Finda a trilogia composta por Portugal Não É Um País Pequeno (2015), Passa-Porte e Libertação (ambas de 2017), construções em torno de arquivos escritos e audiovisuais do período do Estado Novo e da Guerra Colonial, a dupla começa neste novo espectáculo por afirmar a sua vontade de iniciar um novo ciclo. Mas, como rapidamente se percebe pelo título, Amores Pós-Coloniais, esta temática não se eclipsou subitamente da obra que apresentam no Teatro Nacional D. Maria II, em Lisboa, de 7 a 24 de Fevereiro (e que a 10 de Maio passará, via FITEI, no Teatro Municipal Campo Alegre, no Porto).
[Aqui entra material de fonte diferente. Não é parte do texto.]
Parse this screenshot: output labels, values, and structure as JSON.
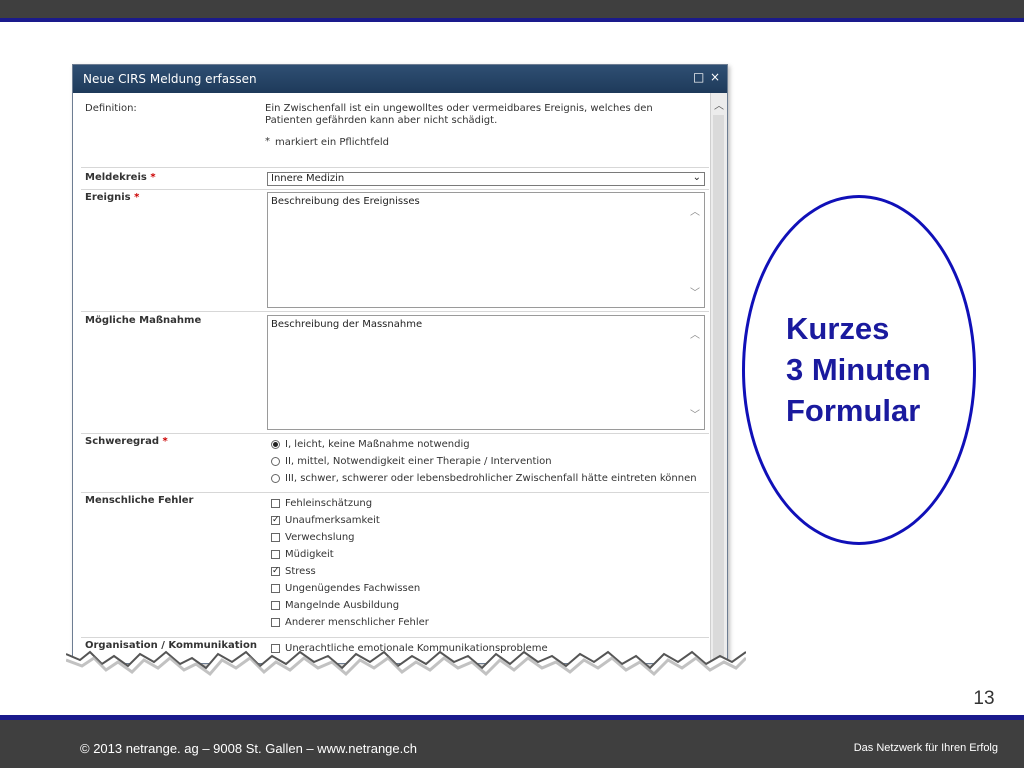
{
  "dialog": {
    "title": "Neue CIRS Meldung erfassen",
    "maximize_icon": "□",
    "close_icon": "×"
  },
  "form": {
    "definition": {
      "label": "Definition:",
      "text_line1": "Ein Zwischenfall ist ein ungewolltes oder vermeidbares Ereignis, welches den",
      "text_line2": "Patienten gefährden kann aber nicht schädigt.",
      "required_marker": "*",
      "required_note": "markiert ein Pflichtfeld"
    },
    "meldekreis": {
      "label": "Meldekreis",
      "req": "*",
      "value": "Innere Medizin"
    },
    "ereignis": {
      "label": "Ereignis",
      "req": "*",
      "value": "Beschreibung des Ereignisses"
    },
    "massnahme": {
      "label": "Mögliche Maßnahme",
      "value": "Beschreibung der Massnahme"
    },
    "schweregrad": {
      "label": "Schweregrad",
      "req": "*",
      "options": [
        {
          "text": "I, leicht, keine Maßnahme notwendig",
          "selected": true
        },
        {
          "text": "II, mittel, Notwendigkeit einer Therapie / Intervention",
          "selected": false
        },
        {
          "text": "III, schwer, schwerer oder lebensbedrohlicher Zwischenfall hätte eintreten können",
          "selected": false
        }
      ]
    },
    "menschliche_fehler": {
      "label": "Menschliche Fehler",
      "options": [
        {
          "text": "Fehleinschätzung",
          "checked": false
        },
        {
          "text": "Unaufmerksamkeit",
          "checked": true
        },
        {
          "text": "Verwechslung",
          "checked": false
        },
        {
          "text": "Müdigkeit",
          "checked": false
        },
        {
          "text": "Stress",
          "checked": true
        },
        {
          "text": "Ungenügendes Fachwissen",
          "checked": false
        },
        {
          "text": "Mangelnde Ausbildung",
          "checked": false
        },
        {
          "text": "Anderer menschlicher Fehler",
          "checked": false
        }
      ]
    },
    "organisation": {
      "label": "Organisation / Kommunikation",
      "first_option": "Unerachtliche emotionale Kommunikationsprobleme"
    }
  },
  "annotation": {
    "line1": "Kurzes",
    "line2": "3 Minuten",
    "line3": "Formular",
    "color": "#1a1a9e"
  },
  "page_number": "13",
  "footer": {
    "left": "© 2013 netrange. ag – 9008 St. Gallen – www.netrange.ch",
    "right": "Das Netzwerk für Ihren Erfolg"
  }
}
“A nossa ideia era mesmo lançar essa falsa premissa”, confessa André Amálio. Até porque, na verdade, este novo ciclo tem por mote O Amor Enquanto Espaço Político. “Há sempre esta ideia do amor enquanto espaço íntimo e privado, em que a política, as sociedades ou o mundo acabam por ficar à porta.” A proposta, em Amores Pós-Coloniais, é exactamente “desmontar essa ideia” e provar, com recurso às histórias de vida recolhidas pelo grupo, que “o amor é demasiado permeável àquilo que acontecia na sociedade colonial dos anos 50 e 60, mas também na sociedade de hoje, que ainda se debate com estas questões e está à procura de encontrar o seu caminho para uma descolonização”.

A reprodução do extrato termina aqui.